Syrian Internet Access Turned Back On
Rebels from the Free Syrian Army in the town of Idlib on March 31, 2012.
CREDIT: FreedomHouse2/Creative Commons
After two days of no Internet connectivity to the outside world, Syrians were once again able to get online beginning Saturday afternoon local time (Dec. 1).
The two-day Internet outage appeared to be the result of reconfiguration and removal of Border Gateway Protocol routers, where the country's Internet infrastructure met the outside world's, according to independent firms that monitor the world's Web traffic.
Syrian President Bashar al-Assad's regime, which is engaged in a bloody civil war against several rebel groups, blamed the blackout on cables cut by "terrorists," an assertion largely debunked Friday by the American network-reliability providers Renesys and CloudFlare.
On its blog Saturday, Renesys said messages from Syria's Border Gateway Protocol routers began to reappear just as neatly as they'd disappeared like "a switch being thrown."
"The only way we're going to know [what happened] for sure will be to wait for a resolution to the conflict," the blog post continued. "We will hear from the people who know for sure: the network engineers in Syria. We hope they're safe and we look forward to hearing their story firsthand."
The blackout made it difficult for journalists to get their coverage beyond Syria's borders. Reports since then indicate continued relentless fighting near the airport in Damascus during the disconnection.
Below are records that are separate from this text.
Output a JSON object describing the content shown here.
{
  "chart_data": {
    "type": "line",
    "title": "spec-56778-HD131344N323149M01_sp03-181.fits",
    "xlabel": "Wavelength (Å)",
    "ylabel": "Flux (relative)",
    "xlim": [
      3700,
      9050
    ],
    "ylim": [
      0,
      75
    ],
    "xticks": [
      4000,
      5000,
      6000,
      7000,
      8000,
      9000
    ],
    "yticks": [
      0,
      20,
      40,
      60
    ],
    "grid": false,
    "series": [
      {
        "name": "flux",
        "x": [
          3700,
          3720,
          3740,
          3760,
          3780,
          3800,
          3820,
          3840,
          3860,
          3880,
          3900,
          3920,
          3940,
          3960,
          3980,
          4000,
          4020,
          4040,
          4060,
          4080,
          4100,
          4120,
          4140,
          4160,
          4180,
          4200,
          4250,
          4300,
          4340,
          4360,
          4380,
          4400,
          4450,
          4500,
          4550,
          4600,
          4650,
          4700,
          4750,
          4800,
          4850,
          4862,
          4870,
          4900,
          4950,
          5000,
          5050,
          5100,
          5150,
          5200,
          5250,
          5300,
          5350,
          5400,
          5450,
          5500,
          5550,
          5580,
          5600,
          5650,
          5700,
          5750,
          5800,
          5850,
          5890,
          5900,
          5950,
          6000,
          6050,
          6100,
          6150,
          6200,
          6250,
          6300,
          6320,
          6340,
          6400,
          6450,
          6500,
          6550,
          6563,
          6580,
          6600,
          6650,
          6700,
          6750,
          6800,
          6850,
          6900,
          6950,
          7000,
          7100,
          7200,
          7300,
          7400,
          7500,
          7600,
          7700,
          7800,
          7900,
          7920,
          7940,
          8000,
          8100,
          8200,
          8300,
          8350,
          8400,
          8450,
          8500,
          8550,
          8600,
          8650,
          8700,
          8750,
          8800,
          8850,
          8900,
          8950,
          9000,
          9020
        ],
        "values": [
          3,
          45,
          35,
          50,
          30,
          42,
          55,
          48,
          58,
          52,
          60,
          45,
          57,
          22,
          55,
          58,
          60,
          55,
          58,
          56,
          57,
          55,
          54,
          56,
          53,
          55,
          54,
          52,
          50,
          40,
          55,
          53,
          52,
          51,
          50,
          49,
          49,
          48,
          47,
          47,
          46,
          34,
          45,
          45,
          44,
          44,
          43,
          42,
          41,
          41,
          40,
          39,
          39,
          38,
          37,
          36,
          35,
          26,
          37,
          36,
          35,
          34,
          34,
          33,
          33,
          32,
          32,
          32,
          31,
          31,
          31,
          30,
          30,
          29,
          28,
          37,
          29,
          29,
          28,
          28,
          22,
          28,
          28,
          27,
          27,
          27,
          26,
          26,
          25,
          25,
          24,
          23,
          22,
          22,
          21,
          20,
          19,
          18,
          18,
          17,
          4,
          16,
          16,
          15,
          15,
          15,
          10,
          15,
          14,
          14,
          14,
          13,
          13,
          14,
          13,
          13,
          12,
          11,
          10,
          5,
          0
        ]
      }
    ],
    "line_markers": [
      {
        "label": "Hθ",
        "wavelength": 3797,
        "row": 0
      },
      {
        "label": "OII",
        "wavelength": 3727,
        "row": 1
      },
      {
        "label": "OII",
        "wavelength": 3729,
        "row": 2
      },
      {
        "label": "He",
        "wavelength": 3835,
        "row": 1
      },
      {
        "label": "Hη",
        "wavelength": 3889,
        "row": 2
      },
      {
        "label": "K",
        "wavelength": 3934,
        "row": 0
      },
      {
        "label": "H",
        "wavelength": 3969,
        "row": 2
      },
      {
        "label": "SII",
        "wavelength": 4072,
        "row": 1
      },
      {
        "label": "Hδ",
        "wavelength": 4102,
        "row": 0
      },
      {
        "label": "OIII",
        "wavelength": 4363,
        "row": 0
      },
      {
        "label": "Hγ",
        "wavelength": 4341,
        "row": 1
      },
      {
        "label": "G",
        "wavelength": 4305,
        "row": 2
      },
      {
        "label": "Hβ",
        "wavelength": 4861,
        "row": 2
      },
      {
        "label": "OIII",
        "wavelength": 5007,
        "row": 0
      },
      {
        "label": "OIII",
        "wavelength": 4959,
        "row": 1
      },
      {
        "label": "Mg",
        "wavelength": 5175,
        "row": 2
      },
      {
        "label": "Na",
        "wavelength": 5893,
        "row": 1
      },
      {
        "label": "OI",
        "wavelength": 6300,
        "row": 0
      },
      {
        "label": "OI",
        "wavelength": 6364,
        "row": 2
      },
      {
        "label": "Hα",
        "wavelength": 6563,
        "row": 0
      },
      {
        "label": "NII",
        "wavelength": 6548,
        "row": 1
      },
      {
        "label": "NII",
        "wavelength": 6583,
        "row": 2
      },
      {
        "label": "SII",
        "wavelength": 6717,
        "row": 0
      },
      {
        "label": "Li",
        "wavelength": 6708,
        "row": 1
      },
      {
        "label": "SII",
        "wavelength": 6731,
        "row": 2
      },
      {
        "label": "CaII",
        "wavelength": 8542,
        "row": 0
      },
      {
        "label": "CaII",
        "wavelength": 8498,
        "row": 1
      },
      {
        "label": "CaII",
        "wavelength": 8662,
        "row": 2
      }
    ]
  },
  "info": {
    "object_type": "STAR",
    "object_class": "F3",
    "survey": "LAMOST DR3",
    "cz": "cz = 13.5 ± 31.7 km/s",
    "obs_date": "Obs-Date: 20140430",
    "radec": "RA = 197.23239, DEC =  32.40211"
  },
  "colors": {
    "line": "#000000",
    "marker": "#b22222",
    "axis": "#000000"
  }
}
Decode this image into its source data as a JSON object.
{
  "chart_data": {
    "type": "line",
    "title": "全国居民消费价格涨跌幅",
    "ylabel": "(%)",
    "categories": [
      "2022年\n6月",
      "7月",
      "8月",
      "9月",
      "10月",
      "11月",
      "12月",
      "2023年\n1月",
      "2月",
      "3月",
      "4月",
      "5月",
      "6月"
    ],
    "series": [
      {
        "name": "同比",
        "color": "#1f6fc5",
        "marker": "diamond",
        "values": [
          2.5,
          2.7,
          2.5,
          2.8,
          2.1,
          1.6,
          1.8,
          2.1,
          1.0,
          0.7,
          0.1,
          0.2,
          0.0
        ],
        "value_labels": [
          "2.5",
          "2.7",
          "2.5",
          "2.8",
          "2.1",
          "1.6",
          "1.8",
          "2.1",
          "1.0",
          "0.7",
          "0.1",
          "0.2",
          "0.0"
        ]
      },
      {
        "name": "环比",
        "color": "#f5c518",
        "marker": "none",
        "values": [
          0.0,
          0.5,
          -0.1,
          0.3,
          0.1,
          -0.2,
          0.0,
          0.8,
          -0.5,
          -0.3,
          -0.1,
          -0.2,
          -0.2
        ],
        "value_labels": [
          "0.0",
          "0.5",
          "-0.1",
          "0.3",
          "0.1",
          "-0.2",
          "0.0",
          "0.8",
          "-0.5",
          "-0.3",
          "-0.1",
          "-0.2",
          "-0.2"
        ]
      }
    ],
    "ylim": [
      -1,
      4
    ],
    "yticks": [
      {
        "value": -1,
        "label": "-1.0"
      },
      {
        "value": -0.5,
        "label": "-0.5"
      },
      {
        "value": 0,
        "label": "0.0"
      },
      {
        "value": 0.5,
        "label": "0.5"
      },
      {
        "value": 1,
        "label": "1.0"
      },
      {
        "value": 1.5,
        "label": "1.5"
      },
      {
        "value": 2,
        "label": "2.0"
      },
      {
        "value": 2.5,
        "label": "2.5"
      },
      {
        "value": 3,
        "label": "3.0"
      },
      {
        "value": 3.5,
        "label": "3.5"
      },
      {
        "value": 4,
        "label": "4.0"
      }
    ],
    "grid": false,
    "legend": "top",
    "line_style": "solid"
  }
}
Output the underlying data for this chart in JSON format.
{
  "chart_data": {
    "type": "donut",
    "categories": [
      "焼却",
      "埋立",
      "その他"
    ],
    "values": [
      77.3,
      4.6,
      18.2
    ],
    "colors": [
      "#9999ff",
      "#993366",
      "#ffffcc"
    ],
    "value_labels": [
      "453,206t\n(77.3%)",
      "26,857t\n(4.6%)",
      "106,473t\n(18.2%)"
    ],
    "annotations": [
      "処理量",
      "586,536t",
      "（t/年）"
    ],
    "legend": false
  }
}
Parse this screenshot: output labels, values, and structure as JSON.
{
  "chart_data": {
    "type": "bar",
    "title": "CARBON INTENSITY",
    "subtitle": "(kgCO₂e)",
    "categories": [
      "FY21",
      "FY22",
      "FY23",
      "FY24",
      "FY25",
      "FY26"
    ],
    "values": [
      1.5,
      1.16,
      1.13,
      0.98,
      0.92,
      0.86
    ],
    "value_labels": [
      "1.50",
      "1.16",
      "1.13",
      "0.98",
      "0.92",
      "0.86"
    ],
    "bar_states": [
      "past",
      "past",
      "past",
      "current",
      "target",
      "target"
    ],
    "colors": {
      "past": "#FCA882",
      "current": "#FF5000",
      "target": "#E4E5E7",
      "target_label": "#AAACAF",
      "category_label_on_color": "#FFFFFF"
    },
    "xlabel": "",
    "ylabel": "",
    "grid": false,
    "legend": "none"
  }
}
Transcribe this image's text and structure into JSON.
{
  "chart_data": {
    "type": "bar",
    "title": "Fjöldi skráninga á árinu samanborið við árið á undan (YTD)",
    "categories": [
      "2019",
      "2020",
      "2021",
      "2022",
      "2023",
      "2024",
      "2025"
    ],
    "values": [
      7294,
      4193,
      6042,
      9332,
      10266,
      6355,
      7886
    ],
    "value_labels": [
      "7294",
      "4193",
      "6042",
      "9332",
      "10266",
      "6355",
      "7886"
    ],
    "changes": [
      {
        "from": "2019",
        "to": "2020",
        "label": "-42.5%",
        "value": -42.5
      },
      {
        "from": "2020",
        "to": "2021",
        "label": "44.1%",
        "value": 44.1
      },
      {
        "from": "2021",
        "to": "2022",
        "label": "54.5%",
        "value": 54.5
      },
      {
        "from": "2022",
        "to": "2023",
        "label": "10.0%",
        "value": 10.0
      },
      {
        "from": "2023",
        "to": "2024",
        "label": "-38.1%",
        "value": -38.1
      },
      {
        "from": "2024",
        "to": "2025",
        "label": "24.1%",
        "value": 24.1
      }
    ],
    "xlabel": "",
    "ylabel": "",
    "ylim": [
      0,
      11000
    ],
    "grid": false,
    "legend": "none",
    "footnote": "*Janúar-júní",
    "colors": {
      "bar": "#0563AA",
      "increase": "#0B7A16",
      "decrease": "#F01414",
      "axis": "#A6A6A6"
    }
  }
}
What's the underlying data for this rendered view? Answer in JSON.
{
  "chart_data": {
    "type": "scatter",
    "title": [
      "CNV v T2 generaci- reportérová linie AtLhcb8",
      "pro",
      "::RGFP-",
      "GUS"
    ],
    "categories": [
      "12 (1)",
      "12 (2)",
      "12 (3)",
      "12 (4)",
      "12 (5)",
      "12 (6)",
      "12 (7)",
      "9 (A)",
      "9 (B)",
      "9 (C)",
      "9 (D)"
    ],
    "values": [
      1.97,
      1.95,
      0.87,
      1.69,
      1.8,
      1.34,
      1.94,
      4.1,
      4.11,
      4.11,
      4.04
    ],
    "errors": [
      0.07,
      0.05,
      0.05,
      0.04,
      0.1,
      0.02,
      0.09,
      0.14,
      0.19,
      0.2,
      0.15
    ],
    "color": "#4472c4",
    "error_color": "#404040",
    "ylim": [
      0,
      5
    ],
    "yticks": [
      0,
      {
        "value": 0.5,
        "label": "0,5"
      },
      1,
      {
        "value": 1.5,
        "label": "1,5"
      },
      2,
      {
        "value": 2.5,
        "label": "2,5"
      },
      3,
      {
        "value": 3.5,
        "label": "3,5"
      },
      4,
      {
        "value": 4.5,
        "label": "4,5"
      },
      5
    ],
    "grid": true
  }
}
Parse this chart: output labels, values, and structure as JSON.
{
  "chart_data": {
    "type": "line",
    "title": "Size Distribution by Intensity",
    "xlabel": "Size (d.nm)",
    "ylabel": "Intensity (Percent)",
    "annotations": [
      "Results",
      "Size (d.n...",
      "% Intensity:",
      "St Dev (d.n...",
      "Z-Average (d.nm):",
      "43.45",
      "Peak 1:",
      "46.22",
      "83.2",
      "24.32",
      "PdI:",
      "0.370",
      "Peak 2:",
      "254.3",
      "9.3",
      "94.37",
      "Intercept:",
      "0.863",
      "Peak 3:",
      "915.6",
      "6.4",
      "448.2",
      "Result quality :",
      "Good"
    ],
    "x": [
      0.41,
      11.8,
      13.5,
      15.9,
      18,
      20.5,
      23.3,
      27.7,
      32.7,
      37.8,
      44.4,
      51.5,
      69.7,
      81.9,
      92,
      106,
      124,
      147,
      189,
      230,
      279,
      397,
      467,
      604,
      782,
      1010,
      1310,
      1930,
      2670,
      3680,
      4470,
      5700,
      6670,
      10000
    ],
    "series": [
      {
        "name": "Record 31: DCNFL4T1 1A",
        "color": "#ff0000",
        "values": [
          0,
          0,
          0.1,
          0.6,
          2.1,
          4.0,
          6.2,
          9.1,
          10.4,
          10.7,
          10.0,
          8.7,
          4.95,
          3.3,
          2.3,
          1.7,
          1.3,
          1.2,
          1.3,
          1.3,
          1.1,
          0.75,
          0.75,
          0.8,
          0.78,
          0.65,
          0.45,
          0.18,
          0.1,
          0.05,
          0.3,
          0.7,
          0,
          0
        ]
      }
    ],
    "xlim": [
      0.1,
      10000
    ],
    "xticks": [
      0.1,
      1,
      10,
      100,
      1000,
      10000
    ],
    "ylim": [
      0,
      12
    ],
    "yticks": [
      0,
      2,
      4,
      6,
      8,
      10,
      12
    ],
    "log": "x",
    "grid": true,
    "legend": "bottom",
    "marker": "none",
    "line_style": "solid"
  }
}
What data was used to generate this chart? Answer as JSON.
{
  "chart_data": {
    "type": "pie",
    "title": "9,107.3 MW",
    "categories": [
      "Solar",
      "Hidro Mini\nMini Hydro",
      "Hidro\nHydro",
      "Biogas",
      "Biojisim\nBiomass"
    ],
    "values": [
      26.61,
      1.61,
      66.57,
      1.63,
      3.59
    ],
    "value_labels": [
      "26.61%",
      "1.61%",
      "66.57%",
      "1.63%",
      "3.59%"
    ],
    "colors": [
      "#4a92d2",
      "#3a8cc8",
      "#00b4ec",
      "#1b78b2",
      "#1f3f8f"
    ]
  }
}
The lack of communication lines also left many Syrians abroad worried for the safety of their family members.
After Syria's Internet access was cut off Thursday, some observers speculated that the outage might be an attempt to cover up an especially egregious human rights violation, but no such recent atrocity is known to have transpired.
The repressive governments of Egypt and Libya also cut Internet access in 2011 during popular uprisings, but such efforts proved futile when the regimes fell.